Por fim Marina conta que quem tentava chamar atenção para o ocorrido era imediatamente punidos com prisão arbitrária.

– Ninguém foi responsabilizado, em nenhum nível. Nem os bandidos, que foram os perpetradores diretos, nem seus chefes, nem os organizadores. Além disso, quando depois de um tempo se tentou realizar comícios, chamar a atenção para a tragédia, realizar ações espontâneas em memória da queima de odessitas, os participantes eram presos.

O Massacre

Teve início em 2 de maio de 2014 uma série de confrontos nas proximidades da praça Grecheskaya em Odessa. De um lado estavam os manifestantes que se posicionavam contrários ao Euromaidan e os protestos orquestrados pelo imperialismo que culminou na deposição forçada e ilegal do então presidente ucraniano recém-eleito Viktor Yanukovich. Do outro lado do confronto figuravam membros de torcidas organizadas de extrema-direita de Carcóvia e de Odessa bem como apoiadores do movimento pró-União Europeia e do impedimento do de Yanukovich.

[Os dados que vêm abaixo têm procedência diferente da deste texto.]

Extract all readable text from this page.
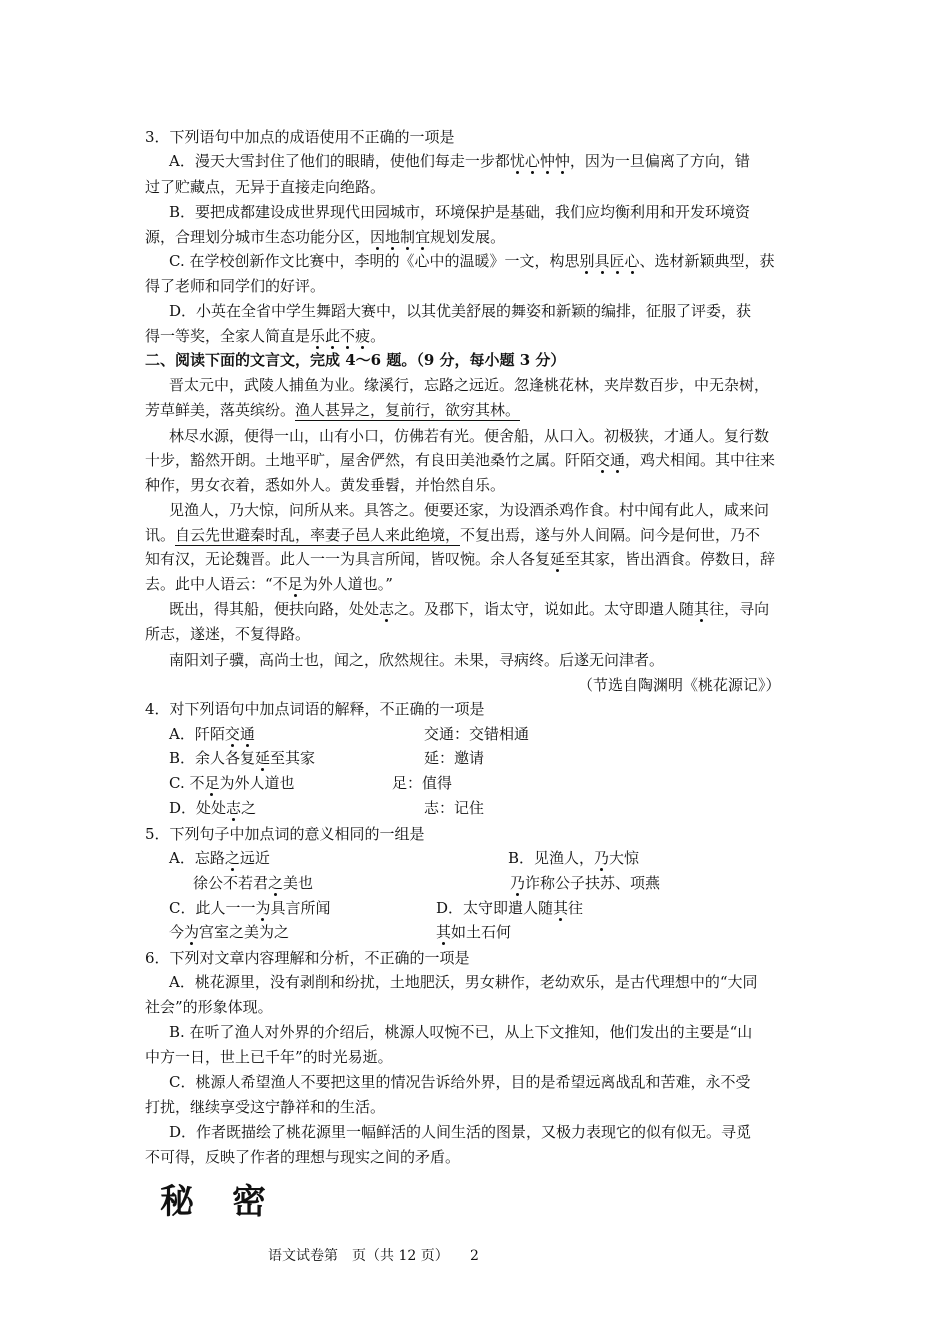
3．下列语句中加点的成语使用不正确的一项是
A．漫天大雪封住了他们的眼睛，使他们每走一步都忧心忡忡，因为一旦偏离了方向，错
过了贮藏点，无异于直接走向绝路。
B．要把成都建设成世界现代田园城市，环境保护是基础，我们应均衡利用和开发环境资
源，合理划分城市生态功能分区，因地制宜规划发展。
C. 在学校创新作文比赛中，李明的《心中的温暖》一文，构思别具匠心、选材新颖典型，获
得了老师和同学们的好评。
D．小英在全省中学生舞蹈大赛中，以其优美舒展的舞姿和新颖的编排，征服了评委，获
得一等奖，全家人简直是乐此不疲。
二、阅读下面的文言文，完成 4～6 题。（9 分，每小题 3 分）
晋太元中，武陵人捕鱼为业。缘溪行，忘路之远近。忽逢桃花林，夹岸数百步，中无杂树，
芳草鲜美，落英缤纷。渔人甚异之，复前行，欲穷其林。
林尽水源，便得一山，山有小口，仿佛若有光。便舍船，从口入。初极狭，才通人。复行数
十步，豁然开朗。土地平旷，屋舍俨然，有良田美池桑竹之属。阡陌交通，鸡犬相闻。其中往来
种作，男女衣着，悉如外人。黄发垂髫，并怡然自乐。
见渔人，乃大惊，问所从来。具答之。便要还家，为设酒杀鸡作食。村中闻有此人，咸来问
讯。自云先世避秦时乱，率妻子邑人来此绝境，不复出焉，遂与外人间隔。问今是何世，乃不
知有汉，无论魏晋。此人一一为具言所闻，皆叹惋。余人各复延至其家，皆出酒食。停数日，辞
去。此中人语云：“不足为外人道也。”
既出，得其船，便扶向路，处处志之。及郡下，诣太守，说如此。太守即遣人随其往，寻向
所志，遂迷，不复得路。
南阳刘子骥，高尚士也，闻之，欣然规往。未果，寻病终。后遂无问津者。
（节选自陶渊明《桃花源记》）
4．对下列语句中加点词语的解释，不正确的一项是
A．阡陌交通	交通：交错相通
B．余人各复延至其家	延：邀请
C. 不足为外人道也	足：值得
D．处处志之	志：记住
5．下列句子中加点词的意义相同的一组是
A．忘路之远近
徐公不若君之美也
B．见渔人，乃大惊
乃诈称公子扶苏、项燕
C．此人一一为具言所闻
今为宫室之美为之
D．太守即遣人随其往
其如土石何
6．下列对文章内容理解和分析，不正确的一项是
A．桃花源里，没有剥削和纷扰，土地肥沃，男女耕作，老幼欢乐，是古代理想中的“大同
社会”的形象体现。
B. 在听了渔人对外界的介绍后，桃源人叹惋不已，从上下文推知，他们发出的主要是“山
中方一日，世上已千年”的时光易逝。
C．桃源人希望渔人不要把这里的情况告诉给外界，目的是希望远离战乱和苦难，永不受
打扰，继续享受这宁静祥和的生活。
D．作者既描绘了桃花源里一幅鲜活的人间生活的图景，又极力表现它的似有似无。寻觅
不可得，反映了作者的理想与现实之间的矛盾。
秘密
语文试卷第　页（共 12 页） 2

O confronto acabou destruindo a infraestrutura do local onde havia inúmeras barracas de campo e culminou no trágico incêndio da Casa dos Sindicatos, local onde os manifestantes contrários ao golpe tinham se refugiado. O espaço foi incendiado pelos grupos nazistas.

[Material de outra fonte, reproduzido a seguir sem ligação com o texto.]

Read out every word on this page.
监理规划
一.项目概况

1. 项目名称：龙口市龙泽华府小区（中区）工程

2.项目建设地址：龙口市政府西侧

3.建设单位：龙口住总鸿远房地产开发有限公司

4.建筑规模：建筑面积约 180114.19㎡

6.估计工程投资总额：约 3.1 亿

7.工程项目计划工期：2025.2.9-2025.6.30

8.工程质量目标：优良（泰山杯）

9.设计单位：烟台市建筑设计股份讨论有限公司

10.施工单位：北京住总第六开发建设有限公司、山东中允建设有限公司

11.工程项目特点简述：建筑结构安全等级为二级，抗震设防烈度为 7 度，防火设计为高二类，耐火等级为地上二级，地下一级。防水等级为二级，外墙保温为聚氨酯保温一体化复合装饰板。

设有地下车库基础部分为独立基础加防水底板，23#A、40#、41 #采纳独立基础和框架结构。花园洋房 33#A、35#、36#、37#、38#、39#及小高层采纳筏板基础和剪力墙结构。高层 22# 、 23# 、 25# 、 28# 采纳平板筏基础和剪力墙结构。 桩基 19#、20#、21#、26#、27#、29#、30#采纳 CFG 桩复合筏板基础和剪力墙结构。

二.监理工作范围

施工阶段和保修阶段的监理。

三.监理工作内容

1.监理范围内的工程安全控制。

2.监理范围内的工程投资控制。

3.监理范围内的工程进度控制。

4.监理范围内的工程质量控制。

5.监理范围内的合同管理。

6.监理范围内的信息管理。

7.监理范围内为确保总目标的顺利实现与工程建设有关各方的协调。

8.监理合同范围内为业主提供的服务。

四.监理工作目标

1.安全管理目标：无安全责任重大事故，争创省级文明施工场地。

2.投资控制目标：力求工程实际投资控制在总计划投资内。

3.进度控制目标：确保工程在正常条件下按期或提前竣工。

Ao total a tragédia deixou 46 mortos, sendo que seis pessoas foram assassinadas na região da Praça Grecheskaya e do centro comercial Afina, e outras 42 no Campo Kulikovo e na Casa dos Sindicatos.

Do montante, seis pessoas acabaram morrendo a tiros, outras 10 morreram ao pular das janelas do sindicato em chamas e mais 32 vieram a óbito por causa das queimaduras e a intoxicação respiratória por monóxido de carbono.  Além das vítimas fatais, outras 250 pessoas ficaram feridas no confronto.